All this for the privilege of working in an industry that looks to be in a death spiral. Oh, and earning about 140 times less per year than people like Curt Schilling. If they’re lucky.

Can reporters screw up? Of course. Can they be unscrupulous? Absolutely. Are they ever careless with the facts? Well, duh. But Curt’s blanket statement is about as accurate as saying my saying that working as a professional baseball player is a pretty nice gig because you get paid tens of millions of dollars to shoot up with ‘roids.


Post Categories: 2004 Playoffs & Broadcasting & Curt Schilling

2 Comments → “I sympathize with his frustration…but come on”


  1. Madwoman

    10 years ago

    Yeah, the backlash against Gary Thorne has been just terrible..hard to see how he is living through it.

    And you’re going to have to try a lot harder to make following a team around, watching them play games and then writing about it, sound like a bad job. Especially when you don’t have to write accurately to keep that job…off the top of my head, I’m thinking of CHB’s wildly wrong predictions in the 2004 playoffs (the Sox are toast), 2005 season (the Sox have a lock on the division) and last year’s AFC title game.

    Anyway, from reading the entire blog entry, I’m not sure how many of Schilling’s comments were directed toward the media as a whole and how many were meant for the “subset” of the media he addressed in the second paragraph. He’s been pretty consistent about mentioning that there are good people in the media everytime he goes off on what he considers the bad ones.

    Oh, and why the big slam at Cincinnati? It’s not so bad here.

    Good point — about Cincinnati. Some of my favorite cousins are from there.
    — Seth

    Reply

  2. JitteryMcFrog

    10 years ago

    I agree that Curt’s characterization of the media is overbroad and unfair…but come on. Your portrait of the sports media doesn’t exactly help matters. For example:

    “[Baseball beat writers] spend countless days crammed into coach and countless nights in crappy hotels.” If you think having to fly coach disqualifies your job from being a pretty nice gig, then you might actually have a pretty nice gig.

    “Their hours suck: 3pm to midnight.” Please.

    “They make a couple of trips to Cincinnati (or Arlington, or Kansas City, or Detroit) every year.” You mean they don’t like every single one of the places they travel to? How horrible! I realize that there’s some levity in your remark, but if you can make that kind of joke, you might actually have a pretty nice gig.

    “And their audience either thinks they’re supercilious pricks or pathetic suck ups.” What’s this about painting in broad strokes? Also, if you get to write/talk about something interesting and have an audience that cares what you write/say, your gig might not be so bad.

    “Oh, and earning about 140 times less per year than people like Curt Schilling. If they’re lucky.” Curt Schilling makes about $13,000,000 per year. 140 times less than that is still about 93 thousand a year.

    “But for the most part, there’s an enormous amount of accountability in the media — more so, I might add, then [sic] in the world of professional athletes…” Dude, there’s more accountability in the world of schoolchildren than in the world of pro athletes.

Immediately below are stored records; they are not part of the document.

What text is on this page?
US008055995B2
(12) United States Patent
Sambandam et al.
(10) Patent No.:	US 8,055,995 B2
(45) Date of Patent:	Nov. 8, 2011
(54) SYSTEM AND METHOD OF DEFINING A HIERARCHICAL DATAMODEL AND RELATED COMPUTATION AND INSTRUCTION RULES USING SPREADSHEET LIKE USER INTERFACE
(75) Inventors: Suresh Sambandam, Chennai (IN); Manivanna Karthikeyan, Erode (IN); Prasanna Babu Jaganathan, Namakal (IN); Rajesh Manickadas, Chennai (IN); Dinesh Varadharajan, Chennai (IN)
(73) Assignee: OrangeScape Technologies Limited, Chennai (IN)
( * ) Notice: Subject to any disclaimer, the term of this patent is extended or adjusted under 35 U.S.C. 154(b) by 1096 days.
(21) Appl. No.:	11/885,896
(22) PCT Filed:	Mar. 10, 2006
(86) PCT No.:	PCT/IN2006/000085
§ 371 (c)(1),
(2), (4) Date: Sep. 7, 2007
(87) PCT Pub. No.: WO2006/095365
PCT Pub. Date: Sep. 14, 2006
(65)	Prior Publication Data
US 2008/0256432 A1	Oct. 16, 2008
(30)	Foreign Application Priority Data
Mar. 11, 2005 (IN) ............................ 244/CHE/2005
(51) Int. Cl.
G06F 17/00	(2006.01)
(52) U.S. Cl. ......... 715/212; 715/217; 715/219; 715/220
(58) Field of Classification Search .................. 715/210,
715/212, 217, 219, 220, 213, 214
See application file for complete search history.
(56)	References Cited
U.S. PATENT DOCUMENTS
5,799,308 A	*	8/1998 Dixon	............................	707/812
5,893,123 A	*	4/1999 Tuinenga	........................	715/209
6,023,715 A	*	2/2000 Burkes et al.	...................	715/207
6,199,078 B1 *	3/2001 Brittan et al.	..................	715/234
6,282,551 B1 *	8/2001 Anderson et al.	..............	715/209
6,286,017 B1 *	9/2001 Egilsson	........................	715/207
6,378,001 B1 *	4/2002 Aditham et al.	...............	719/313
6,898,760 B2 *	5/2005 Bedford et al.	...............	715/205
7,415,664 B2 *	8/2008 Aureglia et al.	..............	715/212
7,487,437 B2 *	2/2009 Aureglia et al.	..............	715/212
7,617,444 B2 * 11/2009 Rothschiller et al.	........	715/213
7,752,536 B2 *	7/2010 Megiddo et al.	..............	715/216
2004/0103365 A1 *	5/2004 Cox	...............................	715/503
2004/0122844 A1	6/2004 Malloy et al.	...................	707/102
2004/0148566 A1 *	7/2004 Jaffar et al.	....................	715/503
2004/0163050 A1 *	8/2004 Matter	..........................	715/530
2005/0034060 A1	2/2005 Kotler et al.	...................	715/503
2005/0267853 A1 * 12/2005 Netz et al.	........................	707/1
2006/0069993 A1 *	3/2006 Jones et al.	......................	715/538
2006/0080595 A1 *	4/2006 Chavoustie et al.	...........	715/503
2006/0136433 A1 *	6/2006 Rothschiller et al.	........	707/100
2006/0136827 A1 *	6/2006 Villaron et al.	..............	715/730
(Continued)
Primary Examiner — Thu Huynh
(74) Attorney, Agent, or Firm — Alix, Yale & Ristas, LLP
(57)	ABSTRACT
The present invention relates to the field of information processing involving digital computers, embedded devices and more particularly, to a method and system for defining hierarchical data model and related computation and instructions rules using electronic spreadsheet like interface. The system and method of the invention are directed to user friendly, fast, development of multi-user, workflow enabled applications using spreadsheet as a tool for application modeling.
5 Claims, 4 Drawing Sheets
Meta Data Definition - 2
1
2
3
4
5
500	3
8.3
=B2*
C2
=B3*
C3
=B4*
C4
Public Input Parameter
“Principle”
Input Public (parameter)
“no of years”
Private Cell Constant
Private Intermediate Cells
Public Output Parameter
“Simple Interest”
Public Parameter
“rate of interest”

Members of the media, even the sports media, ought to be incommensurably more accountable than guys who play a ball game. This shouldn’t have to be said. Imagine if Schilling criticized doctors for lack of accountability, and imagine listening to a doctor point out how “for the most part” there’s an enormous amount of accountability in the medical profession and how much more accountable doctors are than ball players. Would you be reassured?

    So come on. Schilling’s characterization of the media is hyperbolic and overgeneral, but I don’t think your post is such a good response, either.